Despite the recent announcement of an increase in the revenues generated from the Electronic Transfer Levy, Tax analyst, Dr Alex Ampaabeng is of the view that the policy ought to be reviewed or scrapped entirely.
He stated that “E-levy as it stands, I would say it has failed and it’s got to the point where the government has to review it, probably reduction in rates if it’s not to be abolished. The government needs to look at reducing the rates to make it less attractive for people not to pay. But as it stands, If you spend about GHS5000 and you’re going to pay maybe an e-levy of close to GHS100, surely the person would rather spend time and go to the bank to do physical transactions. And you also need to look at what impact this is having on the broader economy.”

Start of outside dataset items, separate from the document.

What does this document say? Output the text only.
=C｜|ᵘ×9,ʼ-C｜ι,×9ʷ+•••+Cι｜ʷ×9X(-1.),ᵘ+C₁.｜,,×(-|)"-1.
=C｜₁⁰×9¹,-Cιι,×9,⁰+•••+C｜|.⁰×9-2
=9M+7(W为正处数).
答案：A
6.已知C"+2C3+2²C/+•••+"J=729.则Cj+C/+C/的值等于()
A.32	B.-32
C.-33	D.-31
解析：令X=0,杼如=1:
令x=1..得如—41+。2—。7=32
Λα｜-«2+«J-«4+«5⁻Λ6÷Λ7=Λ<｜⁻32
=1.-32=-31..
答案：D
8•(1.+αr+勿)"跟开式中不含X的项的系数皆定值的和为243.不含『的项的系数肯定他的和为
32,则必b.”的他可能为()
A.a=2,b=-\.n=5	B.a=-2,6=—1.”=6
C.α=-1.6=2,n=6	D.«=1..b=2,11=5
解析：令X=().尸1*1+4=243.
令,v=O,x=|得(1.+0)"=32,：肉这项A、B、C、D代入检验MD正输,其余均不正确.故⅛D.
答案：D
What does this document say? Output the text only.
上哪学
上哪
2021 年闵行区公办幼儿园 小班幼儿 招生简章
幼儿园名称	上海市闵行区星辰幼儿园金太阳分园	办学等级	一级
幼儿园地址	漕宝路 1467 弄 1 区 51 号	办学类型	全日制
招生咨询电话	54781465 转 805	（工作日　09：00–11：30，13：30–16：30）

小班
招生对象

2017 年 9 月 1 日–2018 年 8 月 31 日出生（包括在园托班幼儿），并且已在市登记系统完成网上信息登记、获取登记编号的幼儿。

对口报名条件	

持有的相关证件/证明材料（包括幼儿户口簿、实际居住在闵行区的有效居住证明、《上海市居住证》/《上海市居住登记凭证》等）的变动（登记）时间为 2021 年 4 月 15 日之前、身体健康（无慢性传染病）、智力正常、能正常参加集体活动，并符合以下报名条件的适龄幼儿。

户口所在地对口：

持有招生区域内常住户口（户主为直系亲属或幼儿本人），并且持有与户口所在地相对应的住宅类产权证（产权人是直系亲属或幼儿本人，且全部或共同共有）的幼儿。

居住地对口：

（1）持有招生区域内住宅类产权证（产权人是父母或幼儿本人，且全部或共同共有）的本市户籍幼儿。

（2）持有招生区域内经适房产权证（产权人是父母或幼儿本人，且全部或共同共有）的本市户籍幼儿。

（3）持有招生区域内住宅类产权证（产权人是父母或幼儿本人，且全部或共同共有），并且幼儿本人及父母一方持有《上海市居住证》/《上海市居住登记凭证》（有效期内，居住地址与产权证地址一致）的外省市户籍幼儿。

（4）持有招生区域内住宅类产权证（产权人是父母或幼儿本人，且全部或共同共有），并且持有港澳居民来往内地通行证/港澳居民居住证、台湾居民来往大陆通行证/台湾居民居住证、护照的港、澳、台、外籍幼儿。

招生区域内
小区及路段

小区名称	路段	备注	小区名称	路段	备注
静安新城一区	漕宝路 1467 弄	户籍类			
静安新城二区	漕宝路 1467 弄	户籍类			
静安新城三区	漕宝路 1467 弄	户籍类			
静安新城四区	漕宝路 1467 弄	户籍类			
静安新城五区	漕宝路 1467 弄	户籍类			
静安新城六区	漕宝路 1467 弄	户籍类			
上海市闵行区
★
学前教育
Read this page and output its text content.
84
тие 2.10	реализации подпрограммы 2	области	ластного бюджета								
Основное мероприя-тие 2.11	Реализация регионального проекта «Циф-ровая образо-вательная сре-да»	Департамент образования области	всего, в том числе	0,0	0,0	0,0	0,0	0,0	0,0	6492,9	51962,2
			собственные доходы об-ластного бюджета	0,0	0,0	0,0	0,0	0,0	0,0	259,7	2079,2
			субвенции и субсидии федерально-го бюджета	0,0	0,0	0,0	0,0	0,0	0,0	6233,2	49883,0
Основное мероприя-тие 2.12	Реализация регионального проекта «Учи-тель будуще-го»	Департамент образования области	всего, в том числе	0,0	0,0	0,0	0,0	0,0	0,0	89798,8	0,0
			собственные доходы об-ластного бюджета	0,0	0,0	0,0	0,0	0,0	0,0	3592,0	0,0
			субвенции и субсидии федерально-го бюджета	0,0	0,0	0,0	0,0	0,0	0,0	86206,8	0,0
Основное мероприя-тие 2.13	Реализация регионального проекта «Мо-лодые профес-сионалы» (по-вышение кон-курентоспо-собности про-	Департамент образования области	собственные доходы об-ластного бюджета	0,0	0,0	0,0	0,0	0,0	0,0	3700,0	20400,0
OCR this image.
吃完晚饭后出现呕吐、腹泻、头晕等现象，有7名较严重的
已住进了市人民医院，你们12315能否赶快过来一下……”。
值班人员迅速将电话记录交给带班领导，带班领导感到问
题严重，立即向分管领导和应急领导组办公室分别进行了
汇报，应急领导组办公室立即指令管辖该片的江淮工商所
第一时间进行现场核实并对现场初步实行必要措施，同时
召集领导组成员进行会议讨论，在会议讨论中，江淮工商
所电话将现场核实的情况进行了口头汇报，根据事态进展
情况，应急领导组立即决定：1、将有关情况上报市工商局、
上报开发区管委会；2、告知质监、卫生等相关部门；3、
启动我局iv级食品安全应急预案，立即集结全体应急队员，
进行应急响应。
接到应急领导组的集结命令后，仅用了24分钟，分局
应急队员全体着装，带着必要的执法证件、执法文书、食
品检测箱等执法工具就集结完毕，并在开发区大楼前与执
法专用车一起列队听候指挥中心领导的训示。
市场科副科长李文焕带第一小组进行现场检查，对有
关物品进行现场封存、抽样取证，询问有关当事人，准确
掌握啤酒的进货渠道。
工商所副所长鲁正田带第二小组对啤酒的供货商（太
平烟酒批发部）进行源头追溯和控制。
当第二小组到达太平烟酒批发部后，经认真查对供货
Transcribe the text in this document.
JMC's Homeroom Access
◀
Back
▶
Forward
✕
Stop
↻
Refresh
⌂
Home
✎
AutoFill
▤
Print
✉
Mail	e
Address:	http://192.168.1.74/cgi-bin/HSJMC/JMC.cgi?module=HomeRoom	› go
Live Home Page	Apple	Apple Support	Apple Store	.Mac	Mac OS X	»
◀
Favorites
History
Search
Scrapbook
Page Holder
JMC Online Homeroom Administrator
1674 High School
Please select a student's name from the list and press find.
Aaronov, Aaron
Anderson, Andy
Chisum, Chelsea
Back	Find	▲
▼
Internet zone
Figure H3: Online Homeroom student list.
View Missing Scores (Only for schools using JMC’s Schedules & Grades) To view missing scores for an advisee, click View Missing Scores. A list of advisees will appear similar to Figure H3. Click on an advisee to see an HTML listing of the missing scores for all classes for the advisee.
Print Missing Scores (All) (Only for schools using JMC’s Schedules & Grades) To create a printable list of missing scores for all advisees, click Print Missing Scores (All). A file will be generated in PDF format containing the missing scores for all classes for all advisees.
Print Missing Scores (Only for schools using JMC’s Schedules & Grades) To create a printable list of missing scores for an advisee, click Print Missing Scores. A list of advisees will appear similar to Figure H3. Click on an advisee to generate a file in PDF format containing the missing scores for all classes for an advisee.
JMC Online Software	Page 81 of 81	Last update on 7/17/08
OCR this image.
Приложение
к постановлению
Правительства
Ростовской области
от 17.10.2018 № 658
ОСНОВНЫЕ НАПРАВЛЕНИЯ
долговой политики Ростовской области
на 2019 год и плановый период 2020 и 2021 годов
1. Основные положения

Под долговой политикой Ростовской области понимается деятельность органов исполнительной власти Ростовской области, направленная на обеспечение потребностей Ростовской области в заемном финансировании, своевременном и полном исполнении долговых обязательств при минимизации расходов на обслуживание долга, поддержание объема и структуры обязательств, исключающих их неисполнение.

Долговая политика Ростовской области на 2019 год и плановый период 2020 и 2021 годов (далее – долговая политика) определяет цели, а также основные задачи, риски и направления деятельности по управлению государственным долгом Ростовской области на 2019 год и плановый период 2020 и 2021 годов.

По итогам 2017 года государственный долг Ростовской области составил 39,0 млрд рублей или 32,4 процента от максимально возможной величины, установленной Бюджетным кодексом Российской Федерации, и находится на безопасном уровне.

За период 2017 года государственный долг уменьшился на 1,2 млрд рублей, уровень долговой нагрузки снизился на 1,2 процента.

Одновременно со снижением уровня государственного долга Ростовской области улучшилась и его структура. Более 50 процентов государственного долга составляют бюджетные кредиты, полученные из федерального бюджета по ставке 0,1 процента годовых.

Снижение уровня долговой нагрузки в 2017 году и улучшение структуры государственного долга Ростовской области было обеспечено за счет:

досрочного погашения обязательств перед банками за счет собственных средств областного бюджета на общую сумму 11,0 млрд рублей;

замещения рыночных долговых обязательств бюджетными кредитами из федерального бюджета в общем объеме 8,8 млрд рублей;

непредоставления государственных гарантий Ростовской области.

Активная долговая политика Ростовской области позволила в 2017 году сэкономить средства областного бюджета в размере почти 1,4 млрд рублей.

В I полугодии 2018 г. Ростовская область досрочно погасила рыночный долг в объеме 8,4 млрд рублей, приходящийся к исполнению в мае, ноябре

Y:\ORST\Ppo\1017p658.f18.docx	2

The Ghana Revenue Authority(GRA) indicated over the weekend that the levy has so far recorded a 20 per cent improvement month on month and expects to see more growth subsequently.
As of September this year, data from the GRA indicates that about GHC328 million has been realised from the Electronic Transfer Levy (E-Levy).
This is a significant improvement from the GHS60 million achieved in June although it still raises concerns about the government’s ability to meet the projected 2022 target of GHC600 million with just about months to end the year.
This is further heightened by records showing a dip in mobile money transactions since the introduction of the policy as some resort to cash transactions and other creative means to avoid the levy.
Demands for the scrapping of the policy have been rife since its inception, but with the economy currently in dire straits and seeking an IMF bailout, what options are available to the government if it were to heed the call?
Dr Ampaabeng is of the view that there is a way around it.
“What will solve Ghana’s problem is having substantial domestic revenue. We need a revenue base that will guarantee every year in and year out. IMF is going to be a one-off package to support the economy but post-IMF what happens? And that is why we keep slipping back. The country is not generating enough and it is time for us to do a proper system audit, and look at which areas can we really generate revenue. Property tax is one.”
“We’ve passed the tax exemptions bill but people are enjoying at the ports. We recently heard of the La Bianca issue. This is one out of many. Cargoes are coming out of the port every single day and people are not paying the right amount. So it is time for us to really do a proper systems audit, seal all the leakages, and tackle corruption with a much more deterrent punishment to make it less attractive for people to engage in.” he added
The government had hoped to rake in about GH₵6.9 billion from the collection of the levy on mobile money and other electronic transactions, but the figure was revised downwards to about GH₵4.9 billion following the delay in the passage of the e-levy bill.
It was once again revised to GH₵611 million in the midyear budget review.
The levy, which was initially pegged at 1.75 per cent on mobile money and other electronic transactions, was later reduced to 1.5 per cent following protests from various stakeholders.
After the delay in the passage of the e-levy bill by Parliament, it was predicted that the levy will not achieve its intended target.